A Field Guide to the North American Family

 
 
A Field Guide to the North American Family
by Garth Risk Hallberg
Knopf
2007, reprinted in 2017
 
 
A Field Guide to the North American Family is a novella-length collection of literary short stories that narrate a turbulent year in the lives of two neighboring suburban families. Field Guide also employs a number of gimmicks that only partially work together.
 
The Hungates and Harrisons are neighbors on Long Island. Oldest son Gabe Hungate and oldest daughter Lacey Harrison were born about the same time, and the two families have been close ever since. Over the course of the year, Mr Harrison dies, Mr and Mrs Hungate get divorced, Gabe and Lacey date then break up, and Gabe gets in an accident that leaves him covered in severe burns.
 
The stories present all this in a roughly chronological order, and from a variety of perspectives - accounts from all 8 family members (Gabe and Lacey each have a younger sibling), from friends at school, and from an omniscient narrator, presented in a mix of first and third person. As you read each story (typically vignette length, less than a page), you have to figure out who it's about and when it happens in order to add it to your understanding of the overall narrative.
 
Each story has a title like "Divorce" or "Sibling Rivalry," and they're arranged alphabetically, as though Field Guide really was an encyclopedia of family topics. The stories are sometimes closely, sometimes only barely related to the titles. Adding to this gimmick, each story is cross-referenced with a number of others, like social scientific encyclopedia entries would be. Supposedly, these references provide an alternate, non-alphabetical reading order, although since there are like 4-6 per story, I wasn't sure how to actually use them in that way.
 
The last gimmick is that each of the 60-something stories has an accompanying photograph and caption. Each photo was taken by a different artist, and their connections to either the title or story tends to be oblique.
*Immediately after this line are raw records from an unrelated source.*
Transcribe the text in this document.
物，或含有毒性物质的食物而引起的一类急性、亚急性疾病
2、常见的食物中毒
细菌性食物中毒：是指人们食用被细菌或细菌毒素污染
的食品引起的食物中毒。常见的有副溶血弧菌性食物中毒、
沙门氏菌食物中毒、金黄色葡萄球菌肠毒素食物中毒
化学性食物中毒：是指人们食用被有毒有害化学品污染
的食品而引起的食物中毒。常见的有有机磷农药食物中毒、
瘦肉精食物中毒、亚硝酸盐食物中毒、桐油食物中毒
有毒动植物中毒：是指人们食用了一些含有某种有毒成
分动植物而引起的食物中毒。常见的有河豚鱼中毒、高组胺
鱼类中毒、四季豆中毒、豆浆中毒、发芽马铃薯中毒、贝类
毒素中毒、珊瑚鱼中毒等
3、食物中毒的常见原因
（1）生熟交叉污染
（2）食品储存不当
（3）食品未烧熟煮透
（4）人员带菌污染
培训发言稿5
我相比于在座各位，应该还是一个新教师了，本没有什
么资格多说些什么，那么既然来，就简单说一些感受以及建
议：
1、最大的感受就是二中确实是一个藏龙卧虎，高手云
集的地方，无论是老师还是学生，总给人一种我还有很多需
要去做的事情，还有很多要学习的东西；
The captions are only a sentence or two long, and are written more like natural science, as though the title topic was an animal species. So they'll say things like 'Due to a growth curve similar to that of Depression, a robust Divorce population has become common wherever Love dwells in large numbers.' The captions have no relation to the stories at all. If Hallberg had leaned into that style, he would've ended up with something much weirder, and possibly more interesting, akin to Ben Marcus's The Age of Wire and String.
 
As it stands, I'm not sure the payoff is worth all the effort, or more importantly, if the story is even worth telling, or the gimmicks do anything to enrich it. I don't think I would have been interested in this narrative if it had been told conventionally, and I can't help but feel that the format is wasted, reduced to little more than a recurring page layout, used in a way that doesn't take advantage of its unique storytelling possibilities.